LR, tu l’aimes ou tu le quittes. Invité de la matinale d’Europe 1 le patron de la droite sénatoriale, et candidat à la présidence du parti n’a pas semblé chagriné par les propos rapportés du chef de l’Etat qui envisagerait de quitter le parti en cas de victoire du sénateur au Congrès. « Si je suis élu et si Nicolas Sarkozy souhaite quitter LR, qu’il le fasse. Je ne le retiendrai pas et même je le comprends », a répliqué l’intéressé.

Compréhensif, Bruno Retailleau note d’ailleurs que « tous ceux qui ont mis beaucoup d’énergie à la réélection de Monsieur Macron ne souhaitent pas (l) e voir accéder à la présidence de LR ». « Parce qu’ils savent qu’avec moi, je ne transigerai jamais là-dessus. Jamais. Je veux une droite qui soit vraiment de droite. Je le disais, pas une droite à mi-temps, pas une moitié de droite, la droite complète ».

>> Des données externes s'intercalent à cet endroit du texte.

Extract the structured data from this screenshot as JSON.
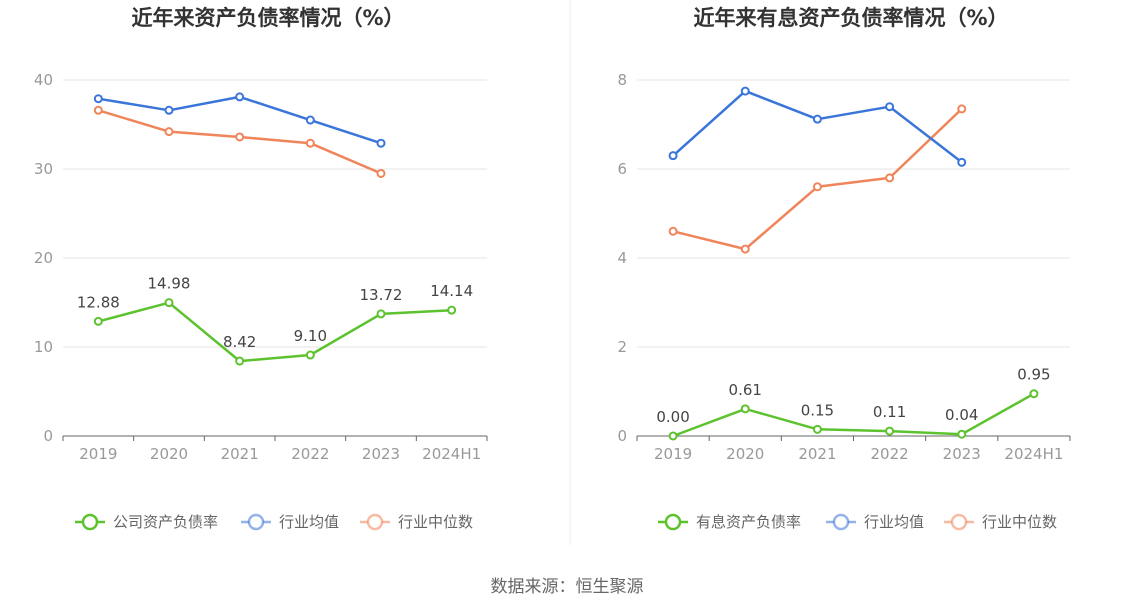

Selon lui, ce rejet de l’ancien Président remonterait à 2007, lorsque jeune sénateur, il fut « l’un des seuls parlementaires à l’époque à ne pas vouloir voter le traité de Lisbonne ». Rien à voir avec sa proximité avec François Fillon, donc.

A la sortie de la réunion de groupe LR du Sénat, le sujet est éruptif. « On s’en fout, non ? », lance un cadre de la majorité de la chambre haute, avant de se reprendre. « On attend autre chose d’un ancien président de la République. Dieu sait que je n’ai pas d’inimitié pour lui mais ce n’est pas sérieux de prolonger la guerre avec Fillon comme ça ».

Certains sont plus virulents. « Non mais de quoi je me mêle ! », s’emporte une sénatrice. « Quand on a laissé son parti à feu et à sang, on n’a pas de leçons à donner. Vu son impopularité, c’est le meilleur service qu’il pouvait rendre à Bruno Retailleau. Après c’est peut-être un billard à 25 bandes pour faire perdre Ciotti », s’interroge l’élue avant de prendre congé.

« Vous pouvez me citer », précise Jérôme Bascher, sénateur de l’Oise. « Comment peut-on avoir été un si grand Président et trahir sa famille politique comme ça. C’est une triste fin ».

« Nicolas Sarkozy n’a pas de leçons de morale à recevoir. S’il pense que Bruno Retailleau n’est pas l’avenir des Républicains, c’est son droit de le dire », estime pour sa part, Céline Boulay-Espéronnier, sénatrice de Paris et fervent soutien de l’ancien Président.